En verano de aquel 1859, García trasladó por tierra hasta el sumergible desde Barcelona hasta puerto de Alicante. Desde allí siguió un completo programa de ensayos. El 4 de agosto de 1860, García y su hijo efectuaron el examen oficial ante una comisión de científicos marinos, autoridades locales y curiosos. El acta de la Comandancia de Marina aseguró que las pruebas fueron aprobadas. Había permanecido sumergido durante tres cuartos de hora de forma constante, maniobraba y se desplazaba sin problemas tanto por la superficie como por el fondo marino.
En aquel momento, el Garcibuzo de García competía con el Ictíneo I de Narcis Monturiol para que la Real Armada española lo adoptase y desarrollara como prototipo de submarino oficial. No tenía mucho tiempo y en vista del buen resultado, se dispuso a construir otra nueva versión con nuevas incorporaciones.
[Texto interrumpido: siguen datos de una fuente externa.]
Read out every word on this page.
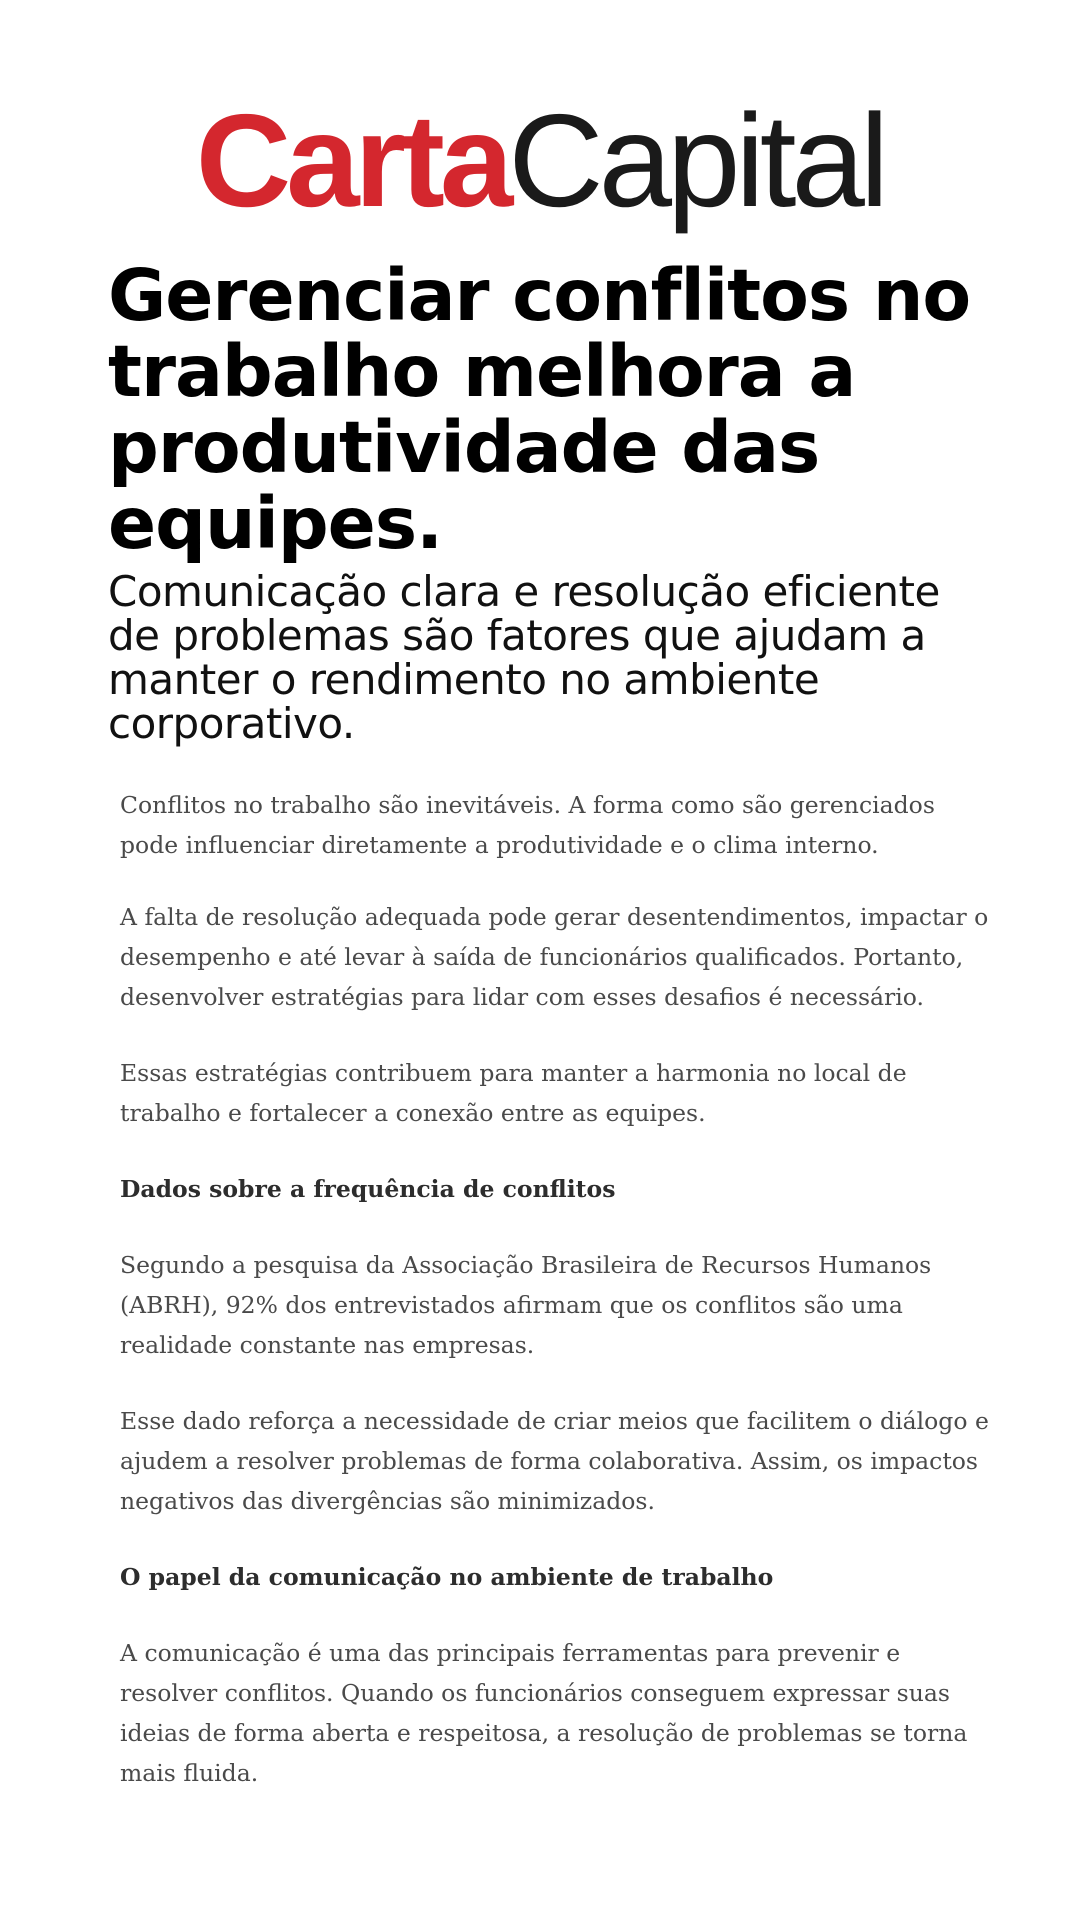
CartaCapital
Gerenciar conflitos no trabalho melhora a produtividade das equipes.

Comunicação clara e resolução eficiente de problemas são fatores que ajudam a manter o rendimento no ambiente corporativo.

Conflitos no trabalho são inevitáveis. A forma como são gerenciados pode influenciar diretamente a produtividade e o clima interno.

A falta de resolução adequada pode gerar desentendimentos, impactar o desempenho e até levar à saída de funcionários qualificados. Portanto, desenvolver estratégias para lidar com esses desafios é necessário.

Essas estratégias contribuem para manter a harmonia no local de trabalho e fortalecer a conexão entre as equipes.

Dados sobre a frequência de conflitos

Segundo a pesquisa da Associação Brasileira de Recursos Humanos (ABRH), 92% dos entrevistados afirmam que os conflitos são uma realidade constante nas empresas.

Esse dado reforça a necessidade de criar meios que facilitem o diálogo e ajudem a resolver problemas de forma colaborativa. Assim, os impactos negativos das divergências são minimizados.

O papel da comunicação no ambiente de trabalho

A comunicação é uma das principais ferramentas para prevenir e resolver conflitos. Quando os funcionários conseguem expressar suas ideias de forma aberta e respeitosa, a resolução de problemas se torna mais fluida.
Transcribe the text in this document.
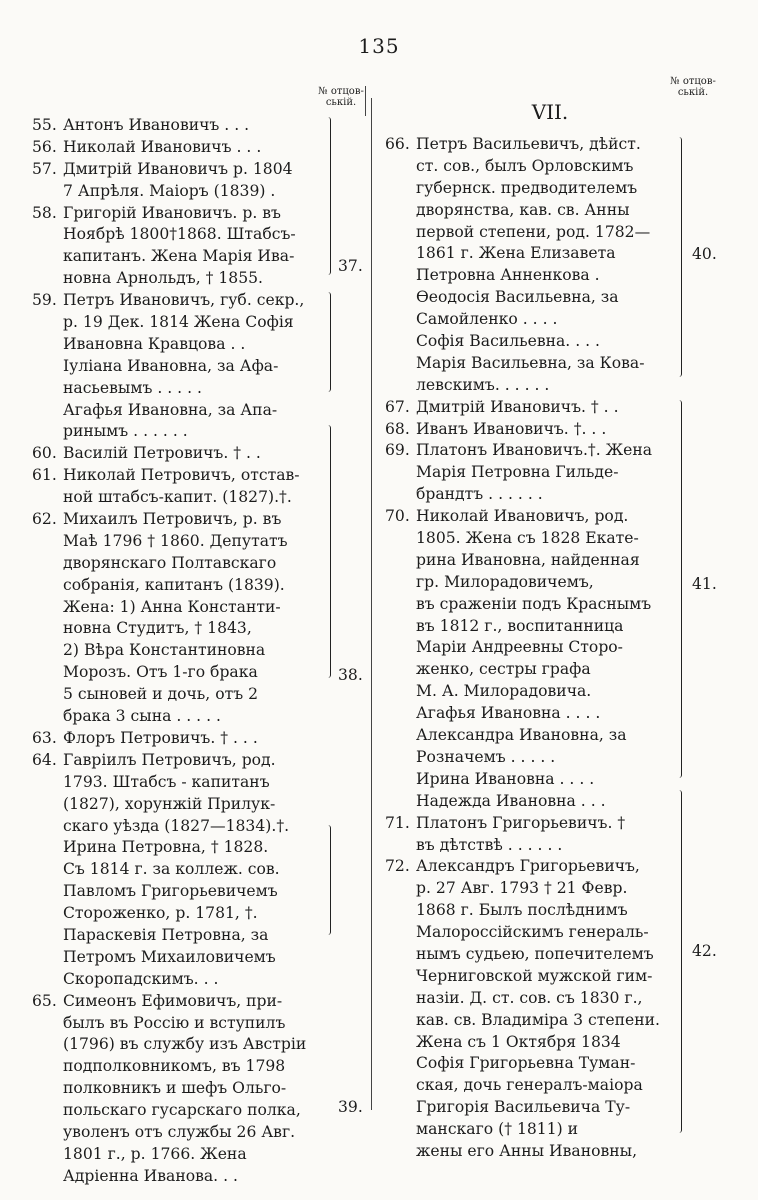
135
№ отцов-ській.
№ отцов-ській.
VII.
55. Антонъ Ивановичъ . . .
56. Николай Ивановичъ . . .
57. Дмитрій Ивановичъ р. 1804
7 Апрѣля. Маіоръ (1839) .
58. Григорій Ивановичъ. р. въ
Ноябрѣ 1800†1868. Штабсъ-
капитанъ. Жена Марія Ива-
новна Арнольдъ, † 1855.
59. Петръ Ивановичъ, губ. секр.,
р. 19 Дек. 1814 Жена Софія
Ивановна Кравцова . .
Іуліана Ивановна, за Афа-
насьевымъ . . . . .
Агафья Ивановна, за Апа-
ринымъ . . . . . .
60. Василій Петровичъ. † . .
61. Николай Петровичъ, отстав-
ной штабсъ-капит. (1827).†.
62. Михаилъ Петровичъ, р. въ
Маѣ 1796 † 1860. Депутатъ
дворянскаго Полтавскаго
собранія, капитанъ (1839).
Жена: 1) Анна Константи-
новна Студитъ, † 1843,
2) Вѣра Константиновна
Морозъ. Отъ 1-го брака
5 сыновей и дочь, отъ 2
брака 3 сына . . . . .
63. Флоръ Петровичъ. † . . .
64. Гавріилъ Петровичъ, род.
1793. Штабсъ - капитанъ
(1827), хорунжій Прилук-
скаго уѣзда (1827—1834).†.
Ирина Петровна, † 1828.
Съ 1814 г. за коллеж. сов.
Павломъ Григорьевичемъ
Стороженко, р. 1781, †.
Параскевія Петровна, за
Петромъ Михаиловичемъ
Скоропадскимъ. . .
65. Симеонъ Ефимовичъ, при-
былъ въ Россію и вступилъ
(1796) въ службу изъ Австріи
подполковникомъ, въ 1798
полковникъ и шефъ Ольго-
польскаго гусарскаго полка,
уволенъ отъ службы 26 Авг.
1801 г., р. 1766. Жена
Адріенна Иванова. . .
66. Петръ Васильевичъ, дѣйст.
ст. сов., былъ Орловскимъ
губернск. предводителемъ
дворянства, кав. св. Анны
первой степени, род. 1782—
1861 г. Жена Елизавета
Петровна Анненкова .
Ѳеодосія Васильевна, за
Самойленко . . . .
Софія Васильевна. . . .
Марія Васильевна, за Кова-
левскимъ. . . . . .
67. Дмитрій Ивановичъ. † . .
68. Иванъ Ивановичъ. †. . .
69. Платонъ Ивановичъ.†. Жена
Марія Петровна Гильде-
брандтъ . . . . . .
70. Николай Ивановичъ, род.
1805. Жена съ 1828 Екате-
рина Ивановна, найденная
гр. Милорадовичемъ,
въ сраженіи подъ Краснымъ
въ 1812 г., воспитанница
Маріи Андреевны Сторо-
женко, сестры графа
М. А. Милорадовича.
Агафья Ивановна . . . .
Александра Ивановна, за
Розначемъ . . . . .
Ирина Ивановна . . . .
Надежда Ивановна . . .
71. Платонъ Григорьевичъ. †
въ дѣтствѣ . . . . . .
72. Александръ Григорьевичъ,
р. 27 Авг. 1793 † 21 Февр.
1868 г. Былъ послѣднимъ
Малороссійскимъ генераль-
нымъ судьею, попечителемъ
Черниговской мужской гим-
назіи. Д. ст. сов. съ 1830 г.,
кав. св. Владиміра 3 степени.
Жена съ 1 Октября 1834
Софія Григорьевна Туман-
ская, дочь генералъ-маіора
Григорія Васильевича Ту-
манскаго († 1811) и
жены его Анны Ивановны,
37.
38.
39.
40.
41.
42.
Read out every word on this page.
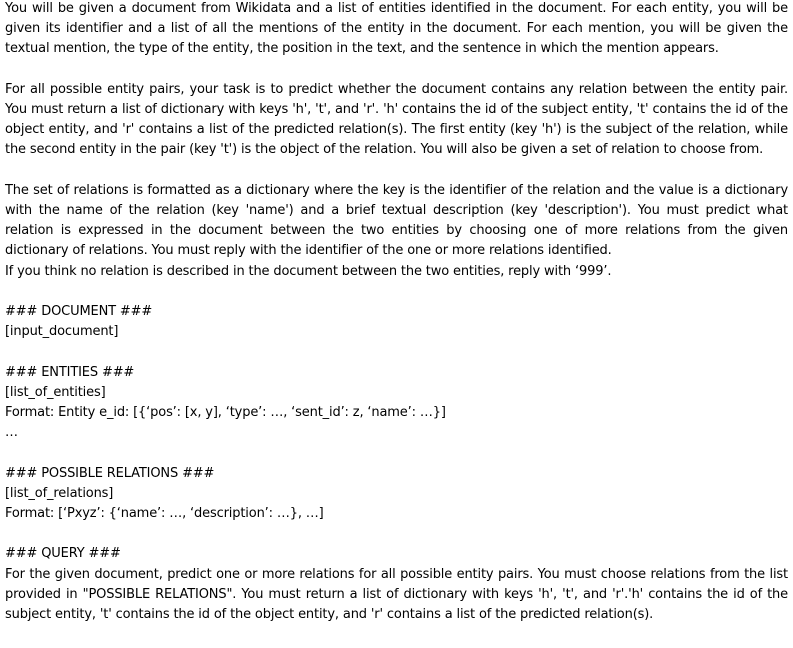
You will be given a document from Wikidata and a list of entities identified in the document. For each entity, you will be given its identifier and a list of all the mentions of the entity in the document. For each mention, you will be given the textual mention, the type of the entity, the position in the text, and the sentence in which the mention appears.

For all possible entity pairs, your task is to predict whether the document contains any relation between the entity pair. You must return a list of dictionary with keys 'h', 't', and 'r'. 'h' contains the id of the subject entity, 't' contains the id of the object entity, and 'r' contains a list of the predicted relation(s). The first entity (key 'h') is the subject of the relation, while the second entity in the pair (key 't') is the object of the relation. You will also be given a set of relation to choose from.

The set of relations is formatted as a dictionary where the key is the identifier of the relation and the value is a dictionary with the name of the relation (key 'name') and a brief textual description (key 'description'). You must predict what relation is expressed in the document between the two entities by choosing one of more relations from the given dictionary of relations. You must reply with the identifier of the one or more relations identified.

If you think no relation is described in the document between the two entities, reply with ‘999’.

### DOCUMENT ###

[input_document]

### ENTITIES ###

[list_of_entities]

Format: Entity e_id: [{‘pos’: [x, y], ‘type’: …, ‘sent_id’: z, ‘name’: …}]

…

### POSSIBLE RELATIONS ###

[list_of_relations]

Format: [‘Pxyz’: {‘name’: …, ‘description’: …}, …]

### QUERY ###

For the given document, predict one or more relations for all possible entity pairs. You must choose relations from the list provided in "POSSIBLE RELATIONS". You must return a list of dictionary with keys 'h', 't', and 'r'.'h' contains the id of the subject entity, 't' contains the id of the object entity, and 'r' contains a list of the predicted relation(s).
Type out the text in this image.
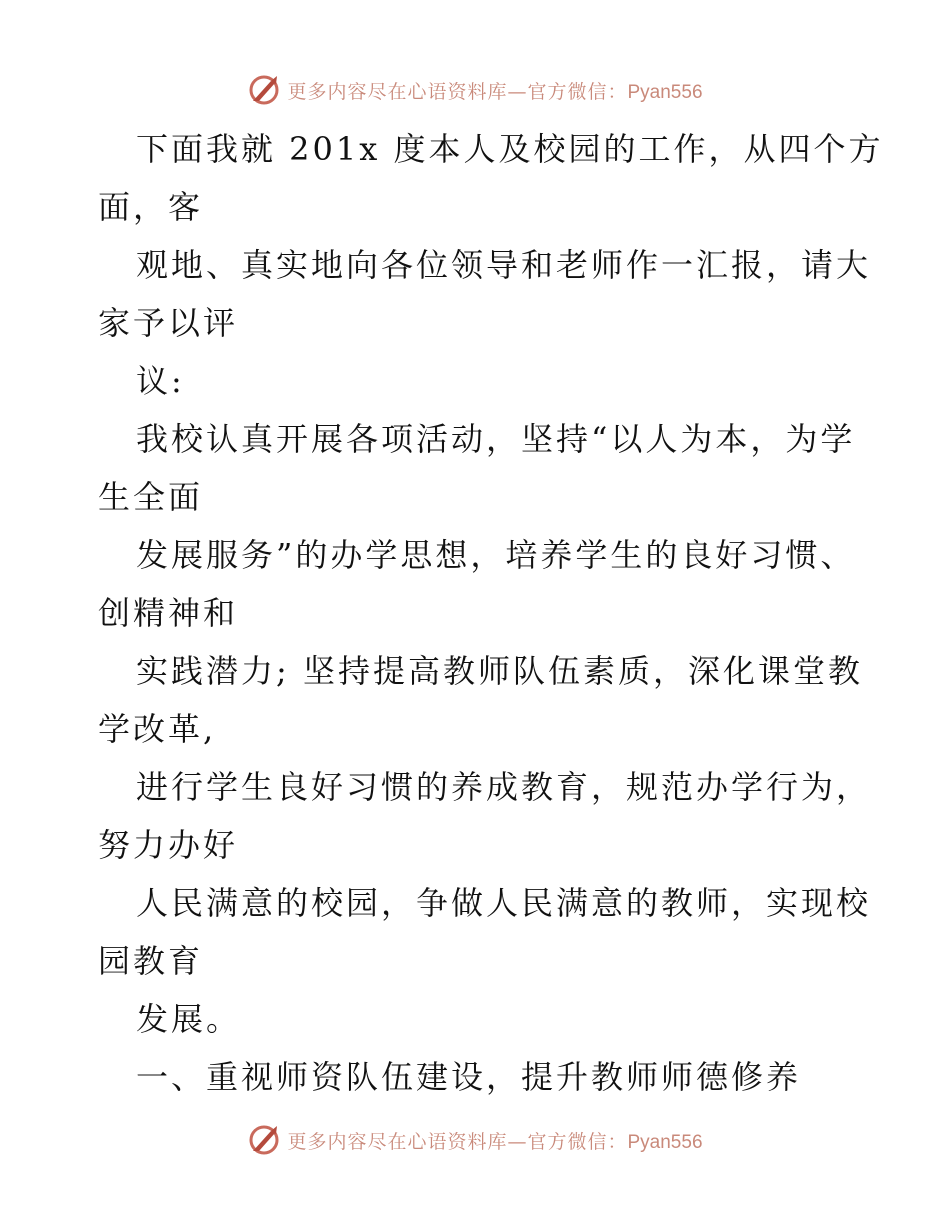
更多内容尽在心语资料库—官方微信：Pyan556
下面我就 201x 度本人及校园的工作，从四个方
面，客
观地、真实地向各位领导和老师作一汇报，请大
家予以评
议:
我校认真开展各项活动，坚持“以人为本，为学
生全面
发展服务”的办学思想，培养学生的良好习惯、
创精神和
实践潜力; 坚持提高教师队伍素质，深化课堂教
学改革,
进行学生良好习惯的养成教育，规范办学行为，
努力办好
人民满意的校园，争做人民满意的教师，实现校
园教育
发展。
一、重视师资队伍建设，提升教师师德修养
更多内容尽在心语资料库—官方微信：Pyan556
El nuevo Garcibuzo iba a tener una utilidad de combate, equipado con un cañón de retrocarga que disparase por aberturas a proa y popa. Otra novedad fue su forro metálico de cobre. Fue trasladado a la Corte de Isabel II, y presentado a la reina. Aunque fue recibido con entusiasmo y admirado por su ingenio, el gobierno de Leopoldo O’Donnell le advirtió que el Estado no podía ni comprar su sumergible ni adoptarlo para ser desarrollado por la Marina. La principal fue el fuerte endeudamiento del Ejército debido a la Guerra de África de 1860-1861, pero también sería por la preferencia del proyecto de su competidor Narcís Monturiol.
Tras patentar su tercer sumergible en Madrid, marchó a París donde lo hizo el 5 de mayo de 1861. La Marina francesa estaba interesada en ponerse a la vanguardia en este tipo de barcos sumergibles aún por desarrollar. Por eso, García fue recibido por el gobierno de Napoleón III, y sus técnicos se mostraron agradecidos, pero ya tenían su propio proyecto de ingeniería submarina en marcha, que también llegó a fracasar.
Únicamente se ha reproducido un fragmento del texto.